Being able to set the boundaries, speak up for what you need but THEN to be able to let go of what happens from there requires confidence, and I think to trust that this is the better, healthier thing to do. Unfortunately, many people who end up needing to set limits with others often draw unhealthy people to them, so past attempts to speak their truth have not gone well. The other doesn’t understand the concept of loving limits and often mistakes it for control. Therefore, the reaction can be anywhere from ignoring or minimizing the request to a full-blown tantrum.
That is why detaching from the outcome is so crucial for you to be able to follow through on standing firm. If you hold onto the fear of their reaction, and what they might do in the near future in response to your boundary, then it is said you might want to go back to the drawing board and get firm about why you are setting this limit, and what are the costs if you don’t? Get clear, get reminders (early and often) from healthy support to keep you focused on the why instead of the what if and work through the feelings of fear, disappointment and sadness around possible outcomes.
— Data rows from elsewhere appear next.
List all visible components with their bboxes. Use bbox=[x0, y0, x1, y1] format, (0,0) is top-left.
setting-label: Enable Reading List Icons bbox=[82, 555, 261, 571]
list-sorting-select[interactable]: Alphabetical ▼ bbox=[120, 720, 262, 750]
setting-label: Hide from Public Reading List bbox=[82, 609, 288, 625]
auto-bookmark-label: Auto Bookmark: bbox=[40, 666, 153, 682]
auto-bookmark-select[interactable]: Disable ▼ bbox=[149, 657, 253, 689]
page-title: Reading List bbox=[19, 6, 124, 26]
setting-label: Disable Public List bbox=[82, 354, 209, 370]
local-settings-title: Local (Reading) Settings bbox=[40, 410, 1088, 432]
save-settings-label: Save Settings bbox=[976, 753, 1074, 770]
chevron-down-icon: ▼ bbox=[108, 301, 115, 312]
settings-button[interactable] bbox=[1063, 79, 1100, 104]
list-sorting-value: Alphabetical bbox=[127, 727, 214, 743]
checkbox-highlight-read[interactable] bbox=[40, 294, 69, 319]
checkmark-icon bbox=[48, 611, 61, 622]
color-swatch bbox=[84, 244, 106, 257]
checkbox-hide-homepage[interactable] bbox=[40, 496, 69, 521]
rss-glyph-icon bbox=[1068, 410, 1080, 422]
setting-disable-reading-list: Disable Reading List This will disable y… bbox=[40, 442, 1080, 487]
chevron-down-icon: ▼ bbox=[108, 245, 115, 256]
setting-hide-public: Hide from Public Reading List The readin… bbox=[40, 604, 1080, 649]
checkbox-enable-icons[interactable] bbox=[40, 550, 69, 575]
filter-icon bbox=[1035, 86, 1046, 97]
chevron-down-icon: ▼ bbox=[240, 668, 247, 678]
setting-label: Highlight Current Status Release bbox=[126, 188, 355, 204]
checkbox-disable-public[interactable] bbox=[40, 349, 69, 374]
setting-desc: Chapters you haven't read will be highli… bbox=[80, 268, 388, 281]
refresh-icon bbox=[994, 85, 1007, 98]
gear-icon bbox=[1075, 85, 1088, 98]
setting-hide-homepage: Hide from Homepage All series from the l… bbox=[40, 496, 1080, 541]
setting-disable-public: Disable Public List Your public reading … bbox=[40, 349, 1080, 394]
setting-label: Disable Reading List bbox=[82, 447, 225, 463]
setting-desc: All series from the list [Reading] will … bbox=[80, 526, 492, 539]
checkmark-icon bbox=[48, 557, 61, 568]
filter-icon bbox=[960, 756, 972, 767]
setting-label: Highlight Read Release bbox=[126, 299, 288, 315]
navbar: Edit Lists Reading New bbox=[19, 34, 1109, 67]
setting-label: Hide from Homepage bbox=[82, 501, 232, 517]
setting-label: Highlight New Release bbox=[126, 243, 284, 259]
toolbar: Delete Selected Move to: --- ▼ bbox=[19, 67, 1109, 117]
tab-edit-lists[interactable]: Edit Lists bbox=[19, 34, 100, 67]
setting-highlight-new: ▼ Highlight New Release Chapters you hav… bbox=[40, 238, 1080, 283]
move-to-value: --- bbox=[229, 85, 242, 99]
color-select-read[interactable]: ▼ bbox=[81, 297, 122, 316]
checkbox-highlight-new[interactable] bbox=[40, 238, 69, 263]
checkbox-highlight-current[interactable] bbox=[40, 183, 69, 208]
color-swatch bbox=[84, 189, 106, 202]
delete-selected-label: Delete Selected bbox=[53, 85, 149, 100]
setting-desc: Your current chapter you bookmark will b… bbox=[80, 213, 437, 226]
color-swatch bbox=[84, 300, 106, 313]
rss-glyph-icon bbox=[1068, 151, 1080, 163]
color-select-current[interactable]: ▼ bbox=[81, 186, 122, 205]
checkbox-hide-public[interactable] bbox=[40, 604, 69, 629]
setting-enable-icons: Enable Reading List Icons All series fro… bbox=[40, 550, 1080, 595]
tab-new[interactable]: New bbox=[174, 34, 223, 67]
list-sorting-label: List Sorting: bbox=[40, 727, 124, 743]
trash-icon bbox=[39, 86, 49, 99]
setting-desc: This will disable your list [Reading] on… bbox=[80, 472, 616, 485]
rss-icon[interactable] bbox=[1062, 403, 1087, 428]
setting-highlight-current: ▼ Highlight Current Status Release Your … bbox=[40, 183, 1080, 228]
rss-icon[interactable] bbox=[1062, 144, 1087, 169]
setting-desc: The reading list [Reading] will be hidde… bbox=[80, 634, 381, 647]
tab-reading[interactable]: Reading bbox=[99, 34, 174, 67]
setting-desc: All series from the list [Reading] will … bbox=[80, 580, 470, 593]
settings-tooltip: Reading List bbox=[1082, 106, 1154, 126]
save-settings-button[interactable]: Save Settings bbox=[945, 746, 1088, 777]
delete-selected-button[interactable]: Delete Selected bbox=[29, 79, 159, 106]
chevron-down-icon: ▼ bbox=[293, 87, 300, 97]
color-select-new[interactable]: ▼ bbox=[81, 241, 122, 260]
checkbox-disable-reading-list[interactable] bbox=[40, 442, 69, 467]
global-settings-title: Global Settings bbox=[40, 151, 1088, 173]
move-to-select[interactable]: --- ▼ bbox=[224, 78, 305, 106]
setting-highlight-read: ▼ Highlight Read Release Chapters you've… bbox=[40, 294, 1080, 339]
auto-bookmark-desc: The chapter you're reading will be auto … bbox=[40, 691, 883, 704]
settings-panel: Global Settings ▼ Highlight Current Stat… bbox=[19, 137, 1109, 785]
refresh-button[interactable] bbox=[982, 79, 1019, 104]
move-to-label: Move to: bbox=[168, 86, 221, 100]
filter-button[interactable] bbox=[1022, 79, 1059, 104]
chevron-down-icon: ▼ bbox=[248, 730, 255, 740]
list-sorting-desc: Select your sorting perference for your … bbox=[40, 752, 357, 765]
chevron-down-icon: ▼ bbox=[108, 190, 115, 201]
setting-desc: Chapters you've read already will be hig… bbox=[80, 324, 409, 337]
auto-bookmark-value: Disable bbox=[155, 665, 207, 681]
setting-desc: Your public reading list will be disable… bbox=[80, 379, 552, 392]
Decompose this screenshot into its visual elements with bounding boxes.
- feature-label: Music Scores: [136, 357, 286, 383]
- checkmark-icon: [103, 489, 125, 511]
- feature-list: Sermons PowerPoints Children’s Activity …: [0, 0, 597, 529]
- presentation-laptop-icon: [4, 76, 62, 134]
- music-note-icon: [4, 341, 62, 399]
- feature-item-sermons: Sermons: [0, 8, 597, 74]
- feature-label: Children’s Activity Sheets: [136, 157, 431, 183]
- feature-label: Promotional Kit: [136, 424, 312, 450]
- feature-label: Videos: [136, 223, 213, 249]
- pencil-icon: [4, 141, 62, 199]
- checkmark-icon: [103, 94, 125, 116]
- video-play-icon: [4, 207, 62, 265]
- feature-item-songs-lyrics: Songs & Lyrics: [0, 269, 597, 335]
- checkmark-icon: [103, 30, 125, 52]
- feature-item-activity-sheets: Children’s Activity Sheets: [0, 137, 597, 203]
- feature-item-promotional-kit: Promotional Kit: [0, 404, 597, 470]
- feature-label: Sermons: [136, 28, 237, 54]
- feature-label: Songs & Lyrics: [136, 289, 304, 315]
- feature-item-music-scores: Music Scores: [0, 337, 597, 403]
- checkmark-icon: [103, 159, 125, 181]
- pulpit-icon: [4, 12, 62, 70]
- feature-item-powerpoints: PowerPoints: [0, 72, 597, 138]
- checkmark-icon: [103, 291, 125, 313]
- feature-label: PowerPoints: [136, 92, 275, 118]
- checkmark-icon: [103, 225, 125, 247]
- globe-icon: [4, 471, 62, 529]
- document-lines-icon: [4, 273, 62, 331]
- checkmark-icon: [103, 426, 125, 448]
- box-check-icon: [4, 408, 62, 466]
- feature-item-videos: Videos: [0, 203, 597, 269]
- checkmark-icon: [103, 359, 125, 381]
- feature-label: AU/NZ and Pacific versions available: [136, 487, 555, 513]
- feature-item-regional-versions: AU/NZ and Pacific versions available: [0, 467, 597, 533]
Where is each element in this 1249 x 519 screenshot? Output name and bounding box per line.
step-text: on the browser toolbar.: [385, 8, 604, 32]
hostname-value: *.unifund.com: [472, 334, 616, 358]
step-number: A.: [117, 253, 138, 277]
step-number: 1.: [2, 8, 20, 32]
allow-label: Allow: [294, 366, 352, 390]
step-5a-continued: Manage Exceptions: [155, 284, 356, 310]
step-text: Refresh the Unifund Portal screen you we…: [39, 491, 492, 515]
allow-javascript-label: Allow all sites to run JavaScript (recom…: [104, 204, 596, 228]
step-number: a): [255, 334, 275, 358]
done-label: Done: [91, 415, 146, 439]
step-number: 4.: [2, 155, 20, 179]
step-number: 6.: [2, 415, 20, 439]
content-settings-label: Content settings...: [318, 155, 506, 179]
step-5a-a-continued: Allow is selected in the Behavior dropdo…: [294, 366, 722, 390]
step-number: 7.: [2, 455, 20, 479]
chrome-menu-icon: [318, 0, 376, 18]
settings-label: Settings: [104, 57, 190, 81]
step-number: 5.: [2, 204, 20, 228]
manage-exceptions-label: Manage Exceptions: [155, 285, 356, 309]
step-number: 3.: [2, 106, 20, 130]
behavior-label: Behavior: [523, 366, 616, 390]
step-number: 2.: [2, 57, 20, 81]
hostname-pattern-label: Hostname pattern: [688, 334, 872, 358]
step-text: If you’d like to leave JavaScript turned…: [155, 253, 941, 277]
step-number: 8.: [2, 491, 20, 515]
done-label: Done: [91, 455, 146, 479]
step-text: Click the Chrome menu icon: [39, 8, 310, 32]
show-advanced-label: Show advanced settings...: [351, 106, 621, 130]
I believe that this emotional pre-work is so necessary and where the bulk of the effort is. Practicing letting the chips fall, letting others be disappointed and perhaps even upset with you takes courage. Risking the unknown is crucial if we want to advocate for what we need, and to be a healthy, separate person. Know that by moving through this process you are also normalizing it for your brain that yes! you do healthier things today, that THIS is what it’s supposed to be like, and your life will be the better for it. Also know that of course, the more you do the more it becomes a part of who you are. So is it always easy breezy? Nah. Is it vital for your well being and your self-confidence?